U.S. crude West Texas Intermediate (WTI) was trading at $30.66 per barrel at 0531 GMT on Tuesday, down 75 cents from the last settlement and about 20 per cent lower than at the beginning of the year. Earlier it traded at $30.60, the lowest since December 2003.
Brent crude futures fell 83 cents to $30.72 a barrel. Earlier they declined to $30.66, their lowest since April 2004. Brent has fallen nearly 20 per cent in January and, like WTI, has declined on every day of trading so far this year.
Trading data showed that managed short positions in WTI crude contracts, which would profit from a further fall in prices, are at a record high, implying that many traders expect further falls.

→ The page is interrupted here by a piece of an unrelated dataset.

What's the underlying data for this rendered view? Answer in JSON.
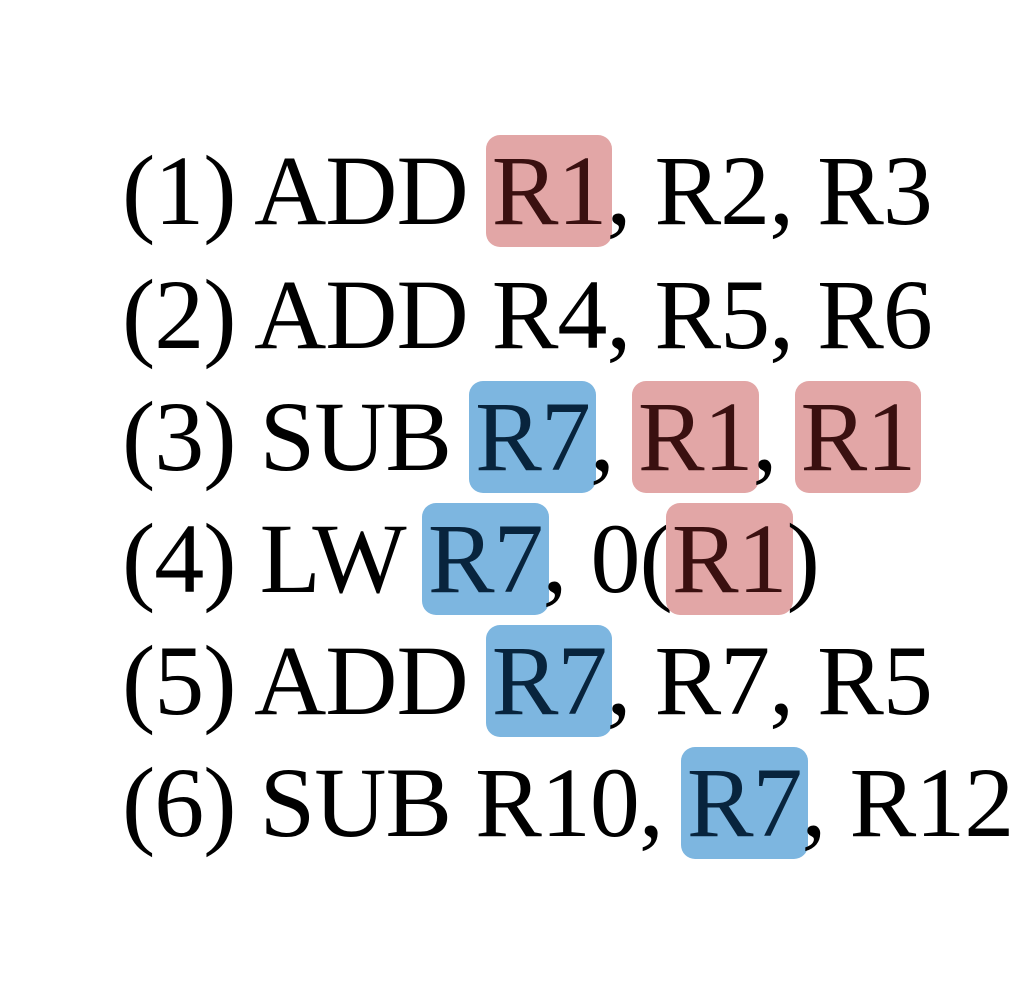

"It's going to be a very interesting year in oil," said Ric Spooner, chief market analyst at CMC Markets in Sydney. "The lower the price goes, the faster in time we are likely to form a base and recover."
Analysts also adjusted to the early price rout in the year, with Barclays, Macquarie, Bank of America Merrill Lynch, Standard Chartered and Societe Generale all cutting their 2016 oil price forecasts on Monday.
"A marked deterioration in oil market fundamentals in early 2016 has persuaded us to make some large downward adjustments to our oil price forecasts for 2016," Barclays bank said.
"We now expect Brent and WTI to both average $37/barrel in 2016, down from our previous forecasts of $60 and $56, respectively," it added.
But it was Standard Chartered that took the most bearish view, stating that prices could drop as low as $10 a barrel.
"Given that no fundamental relationship is currently driving the oil market towards any equilibrium, prices are being moved almost entirely by financial flows caused by fluctuations in other asset prices, including the USD and equity markets," the bank said.
"We think prices could fall as low as $10/bbl before most of the money managers in the market conceded that matters had gone too far," it added.